When a hidden input changes, broad invalidation can be the correct and honest choice:
cache.invalidate(homePageCache.all())Longer term, Kacheable could grow dependency-aware caches so callers can say that one source change invalidates a set of derived caches. That should stay separate from the basic cache-key model unless it can be expressed without making ordinary exact and partitioned caches harder to understand.
Some key-only caches may naturally belong to one domain partition even when each lookup returns a different value. For example, several small ad authorization values might all belong to one adId, or several setting lookups might belong to one setting scope.
Do not group caches just because they share an id. Grouping is only useful when the caller can honestly say: "these are several named facts about the same thing, and they should be warmed, retrieved, or invalidated together."
A possible future model is a typed cache family: multiple cache keys could share an invalidation partition without forcing unrelated result types into one awkward union value. This would keep the retrieval API type-safe while giving callers a single partition target when that is the real domain boundary.

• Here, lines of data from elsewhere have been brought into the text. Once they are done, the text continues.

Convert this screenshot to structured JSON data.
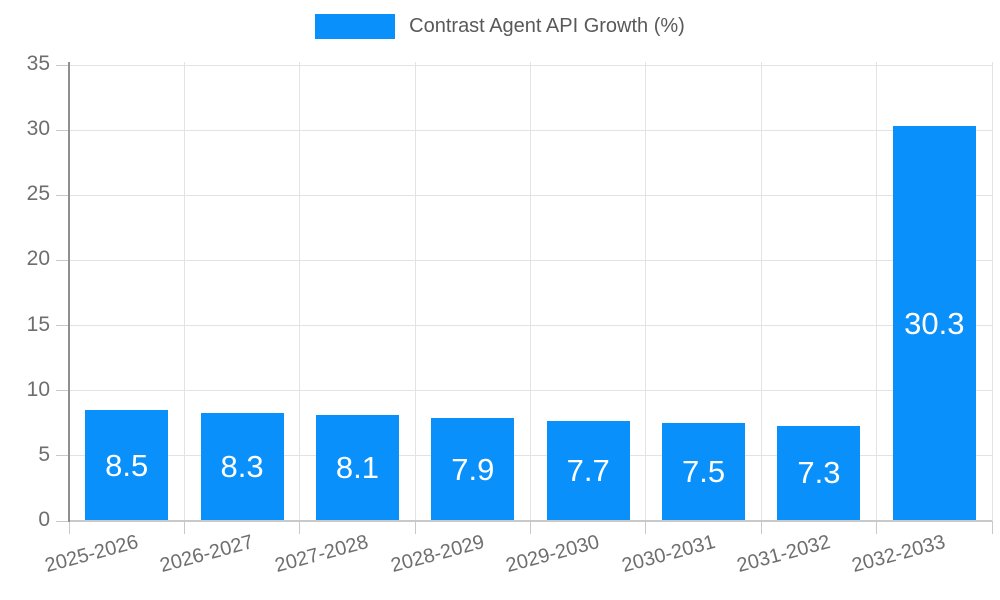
{
  "chart_data": {
    "type": "bar",
    "title": "",
    "legend": {
      "position": "top",
      "label": "Contrast Agent API Growth (%)"
    },
    "categories": [
      "2025-2026",
      "2026-2027",
      "2027-2028",
      "2028-2029",
      "2029-2030",
      "2030-2031",
      "2031-2032",
      "2032-2033"
    ],
    "series": [
      {
        "name": "Contrast Agent API Growth (%)",
        "values": [
          8.5,
          8.3,
          8.1,
          7.9,
          7.7,
          7.5,
          7.3,
          30.3
        ]
      }
    ],
    "value_label_decimals": 1,
    "xlabel": "",
    "ylabel": "",
    "ylim": [
      0,
      35
    ],
    "yticks": [
      0,
      5,
      10,
      15,
      20,
      25,
      30,
      35
    ],
    "grid": true,
    "x_label_rotation_deg": -15,
    "colors": {
      "bar": "#0a90fb",
      "value_label": "#ffffff",
      "axis_text": "#6e6e6e",
      "legend_text": "#595959",
      "grid_line": "#e3e3e3",
      "x_axis_line": "#c9c9c9",
      "y_axis_line": "#8f8f8f",
      "tick_line": "#c9c9c9"
    }
  }
}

- Exact cache keys cover no-argument values plus arity 1 through 6.
- Partitioned cache keys cover the currently supported shapes, including single-partition caches, one-part and multi-part partitions, and matchable inner-key parts.
matching(...)accepts onlyMatchableKeyPartValue, so non-matchable key parts cannot be passed to it by accident. A compile-fail harness can make that guarantee explicit in tests later if this terminology survives.- Raw string-cache refs remain available as a migration escape hatch, but new code should prefer typed cache refs.